Example Projects for TU Delft/EEMCS Master Students

Below you can find some possible M.Sc. projects that can be done within the Pattern Recognition Laboratory. Please note that these are example projects. If you have your own ideas for a pattern recognition or machine learning project, you are most welcome to bring that in. The best thing to do is to just contact the teachers from the PRLab and have a discussion on the project possibilities. The same holds if you do not have any clear ideas yet about what the exact topic should be. But if you would like to graduate in PR or ML, do mail us!

Finding train and track defects based on spectrograms of currents at electricity substations

David M.J. Tax

DEKRA is an internationally active service-providing company. DEKRA Rail is the European rail division of DEKRA for Testing, Inspection, Certification and Research and has about 120 professionals. The main part of DEKRA Rail used to be NS Technical Research (part of Dutch Railways) with over 100 years of experience.

The Netherlands has a dense railway network. The biggest part of the network is electrified and electricity substations power the overhead lines. While operating, DC current flows from the overhead line to the electrified train, and then back through the track (retour current). Depending on the state of the train, this retour current consists of different frequencies and amplitudes.

DEKRA Rail has a monitoring system installed in several electricity substations in the Netherlands to measure the retour current of trains continuously. Trains can have failures in their system, which introduces an AC component in the retour current. When certain criteria are met, this can be an indicator of a defect within the train or track. At the time (t0) that one of such criteria is met, a measurement of 30 sec before t0 en 30 sec after t0 is saved and send to the DEKRA Rail servers. The measurement is transformed to a spectrogram as seen in Fig 1.

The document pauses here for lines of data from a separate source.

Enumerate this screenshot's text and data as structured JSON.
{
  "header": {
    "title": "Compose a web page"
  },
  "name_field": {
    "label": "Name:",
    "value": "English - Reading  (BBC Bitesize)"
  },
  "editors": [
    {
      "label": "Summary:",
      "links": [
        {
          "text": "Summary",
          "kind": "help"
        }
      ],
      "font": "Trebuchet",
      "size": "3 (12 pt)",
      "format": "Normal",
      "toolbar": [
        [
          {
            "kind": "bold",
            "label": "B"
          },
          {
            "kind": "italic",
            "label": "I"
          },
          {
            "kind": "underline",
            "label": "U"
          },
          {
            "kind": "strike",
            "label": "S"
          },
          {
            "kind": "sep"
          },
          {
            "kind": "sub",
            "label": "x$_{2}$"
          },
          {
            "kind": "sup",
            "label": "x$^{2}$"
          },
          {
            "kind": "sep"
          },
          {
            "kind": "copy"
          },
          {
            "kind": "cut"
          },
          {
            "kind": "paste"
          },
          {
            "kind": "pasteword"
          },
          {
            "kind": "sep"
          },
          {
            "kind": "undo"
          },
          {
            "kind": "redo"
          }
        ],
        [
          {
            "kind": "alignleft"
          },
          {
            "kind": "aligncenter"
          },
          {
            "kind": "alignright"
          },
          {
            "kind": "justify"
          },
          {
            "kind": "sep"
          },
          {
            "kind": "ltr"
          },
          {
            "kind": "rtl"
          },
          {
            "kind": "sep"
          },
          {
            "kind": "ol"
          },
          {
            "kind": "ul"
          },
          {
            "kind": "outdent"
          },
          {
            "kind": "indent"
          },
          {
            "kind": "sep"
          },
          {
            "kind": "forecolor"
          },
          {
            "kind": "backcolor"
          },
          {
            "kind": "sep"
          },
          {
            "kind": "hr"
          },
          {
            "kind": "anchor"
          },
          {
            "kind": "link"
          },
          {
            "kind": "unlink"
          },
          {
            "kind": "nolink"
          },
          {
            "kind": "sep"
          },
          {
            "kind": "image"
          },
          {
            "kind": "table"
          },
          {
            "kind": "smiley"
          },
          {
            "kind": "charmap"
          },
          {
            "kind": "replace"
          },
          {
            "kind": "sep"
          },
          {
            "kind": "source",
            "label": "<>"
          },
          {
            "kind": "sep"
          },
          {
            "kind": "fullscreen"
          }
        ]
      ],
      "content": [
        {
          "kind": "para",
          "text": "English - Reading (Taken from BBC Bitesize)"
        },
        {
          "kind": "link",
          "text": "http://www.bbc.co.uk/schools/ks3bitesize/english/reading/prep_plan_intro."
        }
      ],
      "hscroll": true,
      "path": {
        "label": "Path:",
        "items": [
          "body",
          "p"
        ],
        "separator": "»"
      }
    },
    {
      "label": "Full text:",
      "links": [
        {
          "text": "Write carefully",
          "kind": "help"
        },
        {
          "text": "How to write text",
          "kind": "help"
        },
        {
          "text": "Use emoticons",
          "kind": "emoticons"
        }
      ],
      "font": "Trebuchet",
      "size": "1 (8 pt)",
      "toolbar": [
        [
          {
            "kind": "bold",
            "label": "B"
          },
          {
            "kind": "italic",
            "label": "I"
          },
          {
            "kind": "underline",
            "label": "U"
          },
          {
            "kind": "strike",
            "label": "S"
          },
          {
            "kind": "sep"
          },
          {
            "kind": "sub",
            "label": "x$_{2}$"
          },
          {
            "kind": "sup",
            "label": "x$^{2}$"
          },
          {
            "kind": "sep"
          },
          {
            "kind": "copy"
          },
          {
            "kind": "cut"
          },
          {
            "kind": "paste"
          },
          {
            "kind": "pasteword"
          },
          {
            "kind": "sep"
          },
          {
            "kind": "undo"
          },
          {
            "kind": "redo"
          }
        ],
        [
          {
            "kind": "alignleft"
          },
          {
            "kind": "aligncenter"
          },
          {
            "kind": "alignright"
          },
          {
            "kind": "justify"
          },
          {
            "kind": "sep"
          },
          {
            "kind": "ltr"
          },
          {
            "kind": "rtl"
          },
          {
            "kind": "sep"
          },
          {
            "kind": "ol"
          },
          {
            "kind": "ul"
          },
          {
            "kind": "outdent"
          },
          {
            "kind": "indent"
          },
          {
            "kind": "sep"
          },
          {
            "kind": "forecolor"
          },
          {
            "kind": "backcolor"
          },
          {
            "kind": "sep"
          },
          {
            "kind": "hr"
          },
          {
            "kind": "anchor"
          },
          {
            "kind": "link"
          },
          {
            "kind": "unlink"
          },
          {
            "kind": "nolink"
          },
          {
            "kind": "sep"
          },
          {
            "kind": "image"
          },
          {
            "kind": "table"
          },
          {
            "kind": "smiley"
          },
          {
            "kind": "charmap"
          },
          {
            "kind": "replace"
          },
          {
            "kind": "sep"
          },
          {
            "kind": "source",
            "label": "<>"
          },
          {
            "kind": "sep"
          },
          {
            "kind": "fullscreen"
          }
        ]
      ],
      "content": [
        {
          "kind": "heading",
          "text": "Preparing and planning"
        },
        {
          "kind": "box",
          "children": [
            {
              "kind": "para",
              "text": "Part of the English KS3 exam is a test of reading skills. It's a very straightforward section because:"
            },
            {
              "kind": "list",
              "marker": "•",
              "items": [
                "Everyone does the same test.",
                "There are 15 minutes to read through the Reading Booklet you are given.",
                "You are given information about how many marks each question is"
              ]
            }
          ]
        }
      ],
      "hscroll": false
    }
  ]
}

In this spectrogram it is possible to recognize patterns which correspond to defects of trains or tracks. We receive over 100 measurements each day, and only a few are really related to a defect. We would like to classify the measurements automatically, to make it easy to find trains and tracks with defects.

For more information, please contact Léanneke Loeve at leanneke.loeve@dekra.com

Feature extraction for an educational program recommender system

M. Loog

Partners: StudyPortals (http://www.studyportals.com/) is an international study choice platform. They offer web-based services to students and academic institutions. For students, it provides portals that categorize and summarize Bachelor, Master, and PhD programs. For institutions, it promotes their educational programs as well as analyzing their marketing and student recruitment efforts.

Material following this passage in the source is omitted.